The future of this Final Rule is somewhat uncertain. If the provisions of the ACA authorizing HHS to establish regulations implementing CMPs and to develop standards for calculating ceiling prices are repealed by the new Congress, the specific statutory authority for the promulgation of the Final Rule will disappear. In that event, it is questionable whether the Final Rule would survive a challenge to HRSA’s rulemaking authority. See our previous post about PhRMA’s successful challenge to a previous HRSA rule implementing a 340B provision.

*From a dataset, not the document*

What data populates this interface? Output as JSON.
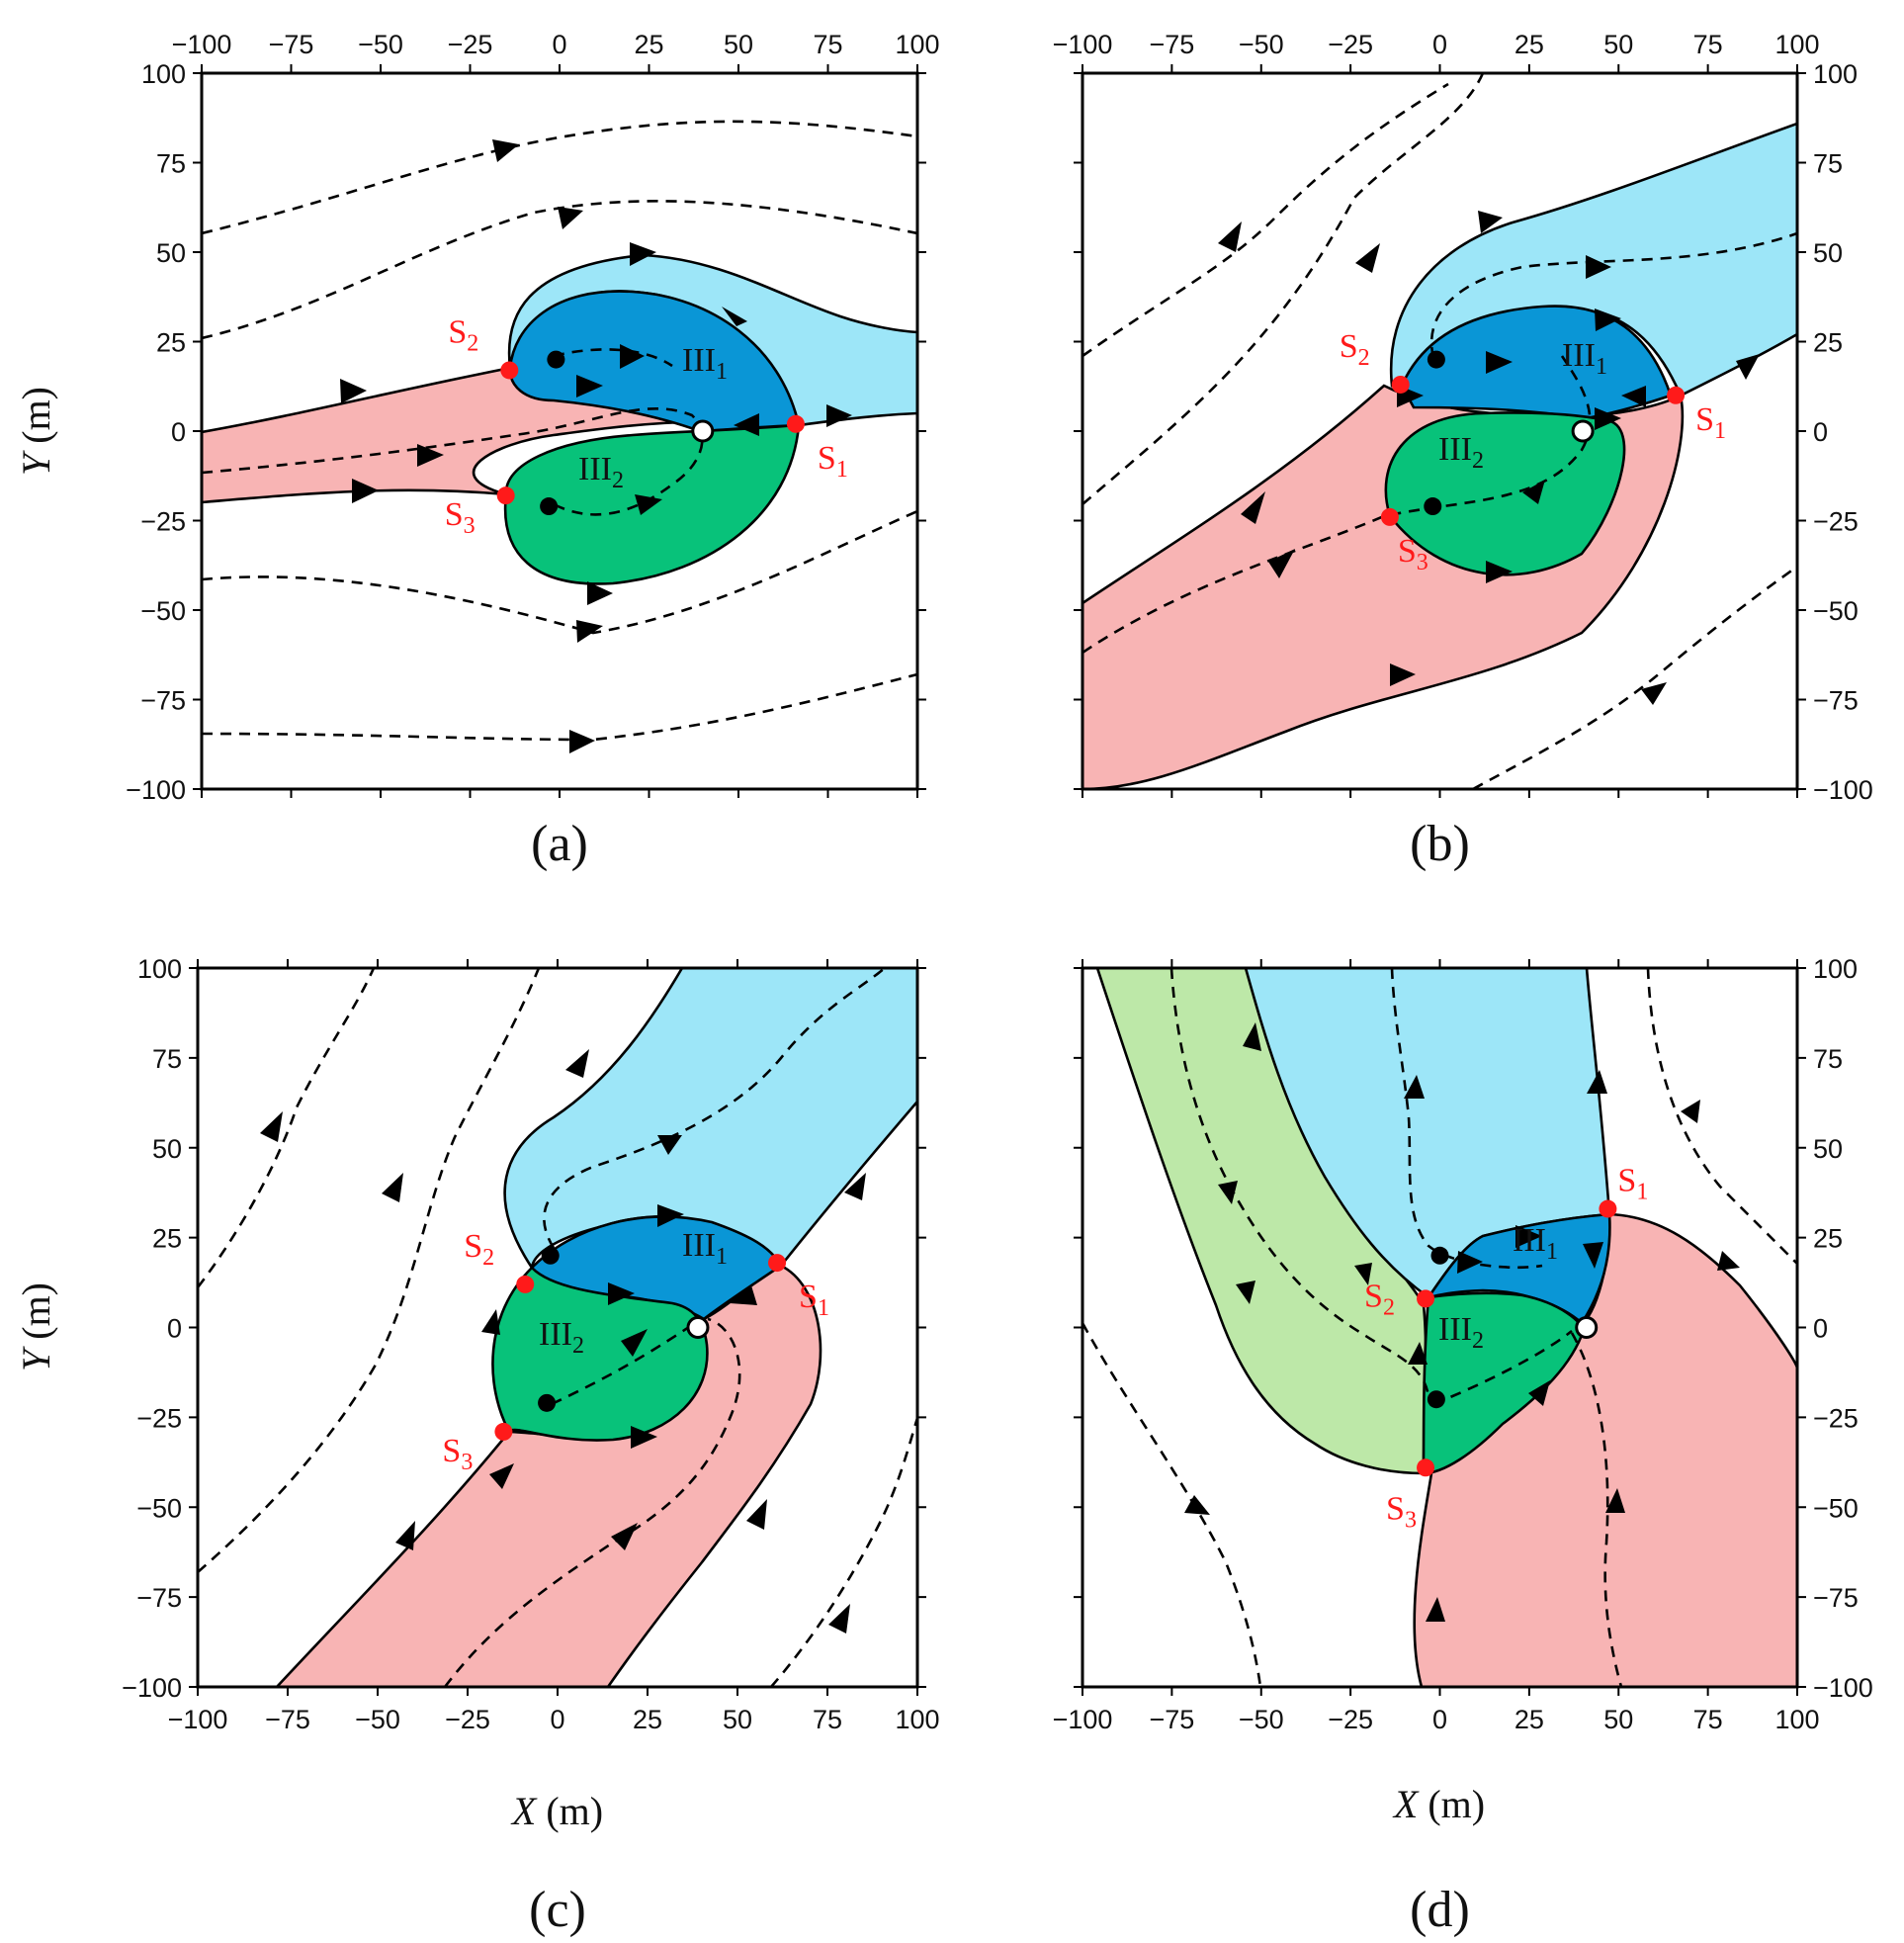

Congress also could disapprove or reject the Final Rule regardless of any action taken on the ACA. On November 17, 2016, the House passed the Midnight Rules Relief Act of 2016, H.R. 5982, 114th Cong. (2016), which would amend the Congressional Review Act to allow Congress, by joint resolution, to reject a group of regulations submitted by federal agencies for congressional review within the last 60 days of a legislative session of Congress during the final year of a President’s term. Currently, Congress must reject each regulation on a case-by-case basis. This bill has been referred to a Senate committee.
We will be closely monitoring the impact of the ACA repeal initiative and the Midnight Rules Relief Act on the 340B Program and other government discount programs, and will be posting updates on this blog.